When I’m going through hardship my mind often returns to the cloud-of-witnesses image, and I think about the people I know who’ve been through unimaginable challenges and have come out on the other side. For example, I think of my good friends Kirsten and Jason. In August of 2015, they lost their firstborn son Caleb during childbirth. Their anguish was profound. And yet so was their faith. Seeing them grow closer to one another, closer to their community, and closer to God through the painful process of grief has inspired my faith beyond anything I’ve personally experienced up to this point. Last month, they welcomed their beautiful and healthy son Asher into the world. Thinking of Kirsten, Jason, and baby Asher gives me encouragement to remain faithful through my own trials.

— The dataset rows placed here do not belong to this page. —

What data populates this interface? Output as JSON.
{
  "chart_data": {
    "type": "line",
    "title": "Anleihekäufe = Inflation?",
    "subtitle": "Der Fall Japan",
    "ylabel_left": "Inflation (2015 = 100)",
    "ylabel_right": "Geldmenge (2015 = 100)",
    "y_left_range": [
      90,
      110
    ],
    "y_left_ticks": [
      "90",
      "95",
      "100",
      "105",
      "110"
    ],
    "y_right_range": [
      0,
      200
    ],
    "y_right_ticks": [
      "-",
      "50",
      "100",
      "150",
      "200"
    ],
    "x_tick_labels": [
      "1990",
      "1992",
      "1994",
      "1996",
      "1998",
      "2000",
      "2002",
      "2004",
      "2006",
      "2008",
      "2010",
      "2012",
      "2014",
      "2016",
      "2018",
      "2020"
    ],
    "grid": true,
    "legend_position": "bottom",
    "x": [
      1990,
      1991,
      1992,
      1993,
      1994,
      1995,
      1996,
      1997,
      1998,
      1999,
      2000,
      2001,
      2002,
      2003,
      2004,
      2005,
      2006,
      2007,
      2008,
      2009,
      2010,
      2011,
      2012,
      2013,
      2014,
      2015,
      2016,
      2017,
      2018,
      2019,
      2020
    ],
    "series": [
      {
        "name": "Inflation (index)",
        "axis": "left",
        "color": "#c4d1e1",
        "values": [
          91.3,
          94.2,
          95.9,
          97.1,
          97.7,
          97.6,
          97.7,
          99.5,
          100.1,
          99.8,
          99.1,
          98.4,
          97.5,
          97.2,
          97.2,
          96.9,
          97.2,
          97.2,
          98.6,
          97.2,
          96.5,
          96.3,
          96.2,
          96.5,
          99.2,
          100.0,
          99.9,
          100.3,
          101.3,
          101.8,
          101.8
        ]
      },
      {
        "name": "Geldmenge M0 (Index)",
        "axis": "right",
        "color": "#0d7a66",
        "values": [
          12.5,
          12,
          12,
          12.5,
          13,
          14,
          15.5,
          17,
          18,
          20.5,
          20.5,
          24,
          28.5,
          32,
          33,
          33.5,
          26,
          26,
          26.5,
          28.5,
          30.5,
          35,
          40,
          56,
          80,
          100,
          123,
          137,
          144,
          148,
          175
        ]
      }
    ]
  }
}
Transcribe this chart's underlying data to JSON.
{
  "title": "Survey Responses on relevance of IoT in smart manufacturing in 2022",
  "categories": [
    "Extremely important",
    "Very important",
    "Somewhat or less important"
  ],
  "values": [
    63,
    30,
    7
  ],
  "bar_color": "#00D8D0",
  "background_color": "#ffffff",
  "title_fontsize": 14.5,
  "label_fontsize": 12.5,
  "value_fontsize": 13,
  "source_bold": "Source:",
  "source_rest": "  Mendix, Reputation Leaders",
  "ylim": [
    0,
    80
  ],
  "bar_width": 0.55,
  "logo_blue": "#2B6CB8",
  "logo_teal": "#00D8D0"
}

I know I’m not alone in my reliance on my cloud of witnesses. Last month I attended an International Women’s Day event where one of the speakers shared the power of heritage in her own life. The mother of four boys, she was a victim of domestic violence that she kept a secret from everyone. One day she reflected on her grandmother’s life. In the 1920s, her grandmother was a young married woman of color with young children. However, she was unhappy in her marriage and longed for independence. She decided to leave her husband, daring to take on the stigma of divorce and the hardship of single parenthood. Reflecting on her grandmother’s strength gave the speaker the courage to leave her abusive husband and create a better life for her and her sons.
Just like the Women’s Day speaker became braver after meditating on the bravery of her grandmother, I believe that our cloud of witnesses – whether bonded by blood or friendship or faith – can make us braver, too. Knowing that my ancestors, both distant and recent, were people of faith can influence my faith, too. I can choose to add empowering stories and characters to my cloud of witnesses. As I run the race of life, I believe looking backward to these witnesses is a powerful way to follow forward.
What about you? How does your knowledge of your heritage and the experiences of your family influence your identity?
This is the first in a series of blog posts I’ll be writing about my heritage as I seek to understand, as my pastor says, who I am and whose I am. I’d love to hear your thoughts on this and future posts, and thanks for reading!